24 juin 2004

Appel d'air
Un lecteur me demande ce que je pense du Manifeste de Beyrouth qui aurait fait grand bruit dans les journaux. Première constatation, je ne l'avais pas remarqué. Je me rends donc sur les quelques sites qui proposent cet appel et essaie de le lire attentivement. Deuxième constatation, je comprens pourquoi ce manifeste n'avait pas attiré mon attention. De belles paroles solennelles comme celles-là, on en entend tous les jours et au bout d'un moment on devient assez blasé, comme tous les Libanais. D'abord le style est mauvais, mais on peut passer dessus, il s'agit d'une traduction de l'arabe. Ensuite le contenu est digne d'un discours de Miss Monde, c'est-à-dire, on est contre la guerre, le racisme c'est pas bien, il faut s'aimer, ouais tu vois, c'est tellement mieux, imagine un monde où on serait tous frères. J'ai l'air de me moquer, ce qui est vrai, mais c'est pour dire qu'il n'y aucune proposition concrète dans cette liste de bons sentiments. Je reprends quelques phrases : "Nous prenons position contre toutes les stratégies d'affrontement, aussi bien celles fondées sur des croyances culturelles ou des idéologies nationalistes que celles basées sur des projets d'hégémonie.". Cela impliquerait une totale remise en question du Liban, voeu pieux donc impossible.

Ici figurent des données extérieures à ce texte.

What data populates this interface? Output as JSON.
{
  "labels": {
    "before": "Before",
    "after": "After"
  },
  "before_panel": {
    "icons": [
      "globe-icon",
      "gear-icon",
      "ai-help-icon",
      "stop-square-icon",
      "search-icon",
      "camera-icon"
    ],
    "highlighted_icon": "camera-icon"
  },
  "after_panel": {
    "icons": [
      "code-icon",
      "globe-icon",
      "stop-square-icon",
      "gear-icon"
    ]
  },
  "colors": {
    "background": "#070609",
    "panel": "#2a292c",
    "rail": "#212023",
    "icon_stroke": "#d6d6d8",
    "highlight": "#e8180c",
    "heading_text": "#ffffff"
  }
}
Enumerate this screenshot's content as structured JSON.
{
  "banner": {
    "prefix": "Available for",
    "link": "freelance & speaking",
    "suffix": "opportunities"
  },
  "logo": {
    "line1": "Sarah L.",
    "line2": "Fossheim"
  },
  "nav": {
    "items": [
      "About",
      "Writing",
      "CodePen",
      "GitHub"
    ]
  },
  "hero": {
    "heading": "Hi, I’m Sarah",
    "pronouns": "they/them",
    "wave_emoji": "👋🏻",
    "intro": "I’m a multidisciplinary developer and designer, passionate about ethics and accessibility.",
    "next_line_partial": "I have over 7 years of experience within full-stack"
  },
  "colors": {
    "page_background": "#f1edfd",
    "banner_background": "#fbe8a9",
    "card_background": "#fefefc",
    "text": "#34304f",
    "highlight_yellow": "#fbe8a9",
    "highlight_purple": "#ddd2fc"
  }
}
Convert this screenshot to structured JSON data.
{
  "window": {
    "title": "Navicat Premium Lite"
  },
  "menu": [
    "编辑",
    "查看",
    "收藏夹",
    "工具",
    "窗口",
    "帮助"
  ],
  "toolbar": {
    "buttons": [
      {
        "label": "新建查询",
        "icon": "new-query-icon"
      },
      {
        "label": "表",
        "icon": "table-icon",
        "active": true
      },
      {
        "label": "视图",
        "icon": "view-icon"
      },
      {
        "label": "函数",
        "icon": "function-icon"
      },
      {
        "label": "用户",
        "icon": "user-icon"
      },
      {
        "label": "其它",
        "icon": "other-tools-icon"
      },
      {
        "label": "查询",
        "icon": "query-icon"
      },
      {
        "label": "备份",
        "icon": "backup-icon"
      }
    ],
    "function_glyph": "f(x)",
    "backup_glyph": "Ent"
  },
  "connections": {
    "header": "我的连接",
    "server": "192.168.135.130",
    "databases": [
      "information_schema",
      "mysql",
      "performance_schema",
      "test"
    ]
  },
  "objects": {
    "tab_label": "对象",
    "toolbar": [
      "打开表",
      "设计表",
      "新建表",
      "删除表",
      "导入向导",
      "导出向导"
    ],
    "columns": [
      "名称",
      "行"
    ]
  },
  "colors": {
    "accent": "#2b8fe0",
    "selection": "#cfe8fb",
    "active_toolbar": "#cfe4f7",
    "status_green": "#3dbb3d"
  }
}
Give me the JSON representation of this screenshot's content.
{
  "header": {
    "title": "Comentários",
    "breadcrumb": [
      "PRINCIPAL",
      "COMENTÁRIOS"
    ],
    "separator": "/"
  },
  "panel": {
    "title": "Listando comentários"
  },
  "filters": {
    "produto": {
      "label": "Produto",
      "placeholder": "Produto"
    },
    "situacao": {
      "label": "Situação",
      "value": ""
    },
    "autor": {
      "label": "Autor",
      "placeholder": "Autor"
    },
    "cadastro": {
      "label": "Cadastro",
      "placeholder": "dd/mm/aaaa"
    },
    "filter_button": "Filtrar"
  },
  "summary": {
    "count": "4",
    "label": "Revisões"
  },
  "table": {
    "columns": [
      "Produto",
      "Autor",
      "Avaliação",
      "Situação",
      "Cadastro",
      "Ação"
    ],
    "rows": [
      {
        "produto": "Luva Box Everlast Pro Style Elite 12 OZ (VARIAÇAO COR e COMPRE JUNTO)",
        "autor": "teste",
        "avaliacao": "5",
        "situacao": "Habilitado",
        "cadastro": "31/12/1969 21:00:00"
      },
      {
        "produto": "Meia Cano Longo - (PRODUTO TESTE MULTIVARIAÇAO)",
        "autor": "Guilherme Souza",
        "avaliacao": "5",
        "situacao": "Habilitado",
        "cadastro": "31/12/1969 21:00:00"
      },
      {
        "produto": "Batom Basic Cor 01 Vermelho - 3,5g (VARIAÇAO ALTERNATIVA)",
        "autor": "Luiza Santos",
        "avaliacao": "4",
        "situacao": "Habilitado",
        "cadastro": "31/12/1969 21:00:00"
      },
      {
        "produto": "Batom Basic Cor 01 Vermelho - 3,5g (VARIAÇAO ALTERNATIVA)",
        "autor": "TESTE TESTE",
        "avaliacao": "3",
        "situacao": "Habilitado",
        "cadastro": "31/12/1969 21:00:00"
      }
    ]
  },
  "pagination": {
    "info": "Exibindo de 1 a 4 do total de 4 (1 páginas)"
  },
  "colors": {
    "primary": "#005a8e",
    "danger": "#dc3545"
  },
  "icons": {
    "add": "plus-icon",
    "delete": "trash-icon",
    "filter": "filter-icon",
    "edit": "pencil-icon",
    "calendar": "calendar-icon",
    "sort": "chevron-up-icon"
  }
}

Nous voulons parvenir avec les Syriens à un compromis historique pour mettre fin, une fois pour toutes, à tous les conflits, à toutes les querelles et à tous les malentendus qui continuent d'empoisonner nos relations depuis plus d'un demi-siècle !

Nous voulons vivre en paix avec eux dans le respect de la souveraineté et de l'indépendance de chacun de nos deux pays !

Nous voulons dire à nos frères palestiniens que nous avons définitivement tourné la page de la guerre dont nous avons tous été victimes.


Comme vous pouvez le constater vous-mêmes, tout cela est bel et bon, mais on peut se demander qui les auteurs de ce manifeste représentent, car des Libanais qui haïssent les Syriens et qui n'ont pas pardonné aux Palestiniens, on en dénombre quand même une quantité importante voire majoritaire. Le représentant de ce texte n'est autre que Samir Frangié, porte-parole du groupe de Kornet Chehwane, un rassemblement politique hétéroclite d'opposition dont j'avais déjà parlé ici. Kornet Chehwane, c'est la politique à la Iznogoud, être calife à la place du calife, donc critiquer tout ce que fait le gouvernement mais n'avoir aucune proposition de rechange, à part dire que tout serait mieux si on était au pouvoir, et une fois au pouvoir, faire la même chose. Frangié et les "coauteurs" de ce texte ne prennent donc aucun risque, puisque le manifeste de Beyrouth apparaît comme un appel à la paix plein d'humanité et de mains tendues. Je trouve personnellement, en connaissant un peu les hommes politiques du cru, que c'est de la manipulation à l'attention de l'International, qui peut-être se dira qu'il s'agit là d'hommes de bonne volonté. Du concret, messieurs les beaux parleurs, du concret, d'autant qu'une grève générale se dessine pour la fin du mois pour protester contre la vie chère, et qu'on peut parier qu'il y aura des morts de nouveau, hélas, dans un pays où le salaire mensuel moyen équivaut à la note de frais de déjeuner d'un lobbyiste ou d'un consultant chez KPMG.